Miguel Atienza

Personal information
- Full name: Miguel Ángel Atienza Villa
- Date of birth: 27 May 1999 (age 27)
- Place of birth: Madrid, Spain
- Height: 1.86 m (6 ft 1 in)
- Position: Midfielder

Team information
- Current team: Leganés

Youth career
- Fuenlabrada

Senior career*
- Years: Team / Apps / (Gls)
- 2017–2018: Fuenlabrada / 7 / (0)
- 2018–2021: Vitoria / 69 / (1)
- 2020–2022: Eibar / 37 / (0)
- 2022–2026: Burgos / 156 / (3)
- 2026–: Leganés / 0 / (0)

= Miguel Atienza =

Spanish footballer

Miguel Ángel Atienza Villa (born 27 May 1999) is a Spanish professional footballer who plays as a midfielder for CD Leganés.

==Club career==
Born in Madrid, Atienza was a CF Fuenlabrada youth graduate. He made his first team debut on 29 January 2017, starting in a 0–0 Segunda División B away draw against CDA Navalcarnero.

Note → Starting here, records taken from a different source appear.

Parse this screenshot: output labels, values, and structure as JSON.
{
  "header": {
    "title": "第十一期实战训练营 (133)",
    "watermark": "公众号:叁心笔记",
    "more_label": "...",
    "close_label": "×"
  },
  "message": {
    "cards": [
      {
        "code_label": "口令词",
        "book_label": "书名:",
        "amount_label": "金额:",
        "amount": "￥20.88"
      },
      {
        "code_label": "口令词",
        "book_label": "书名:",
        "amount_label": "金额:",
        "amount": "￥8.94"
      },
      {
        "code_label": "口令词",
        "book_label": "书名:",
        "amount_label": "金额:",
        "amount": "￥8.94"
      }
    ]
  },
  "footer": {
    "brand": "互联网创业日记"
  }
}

On 27 April 2018, Atienza signed a four-year contract with SD Eibar, being immediately assigned to the farm team CD Vitoria in Tercera División. He made his professional – and La Liga – debut on 4 January 2020, coming on as a second-half substitute for Sergio Álvarez in a 0–1 loss at Valencia CF.

Atienza scored his first senior goal on 9 February 2020, netting the opener for Vitoria in a 3–0 Tercera División home success over CD Basconia. On 3 July, he renewed his contract until 2023.

On 8 July 2022, Atienza signed a two-year deal with Segunda División side Burgos CF. On 23 June 2026, after four seasons as a regular starter, he left the club, and agreed to a three-year contract with fellow league team CD Leganés the following day.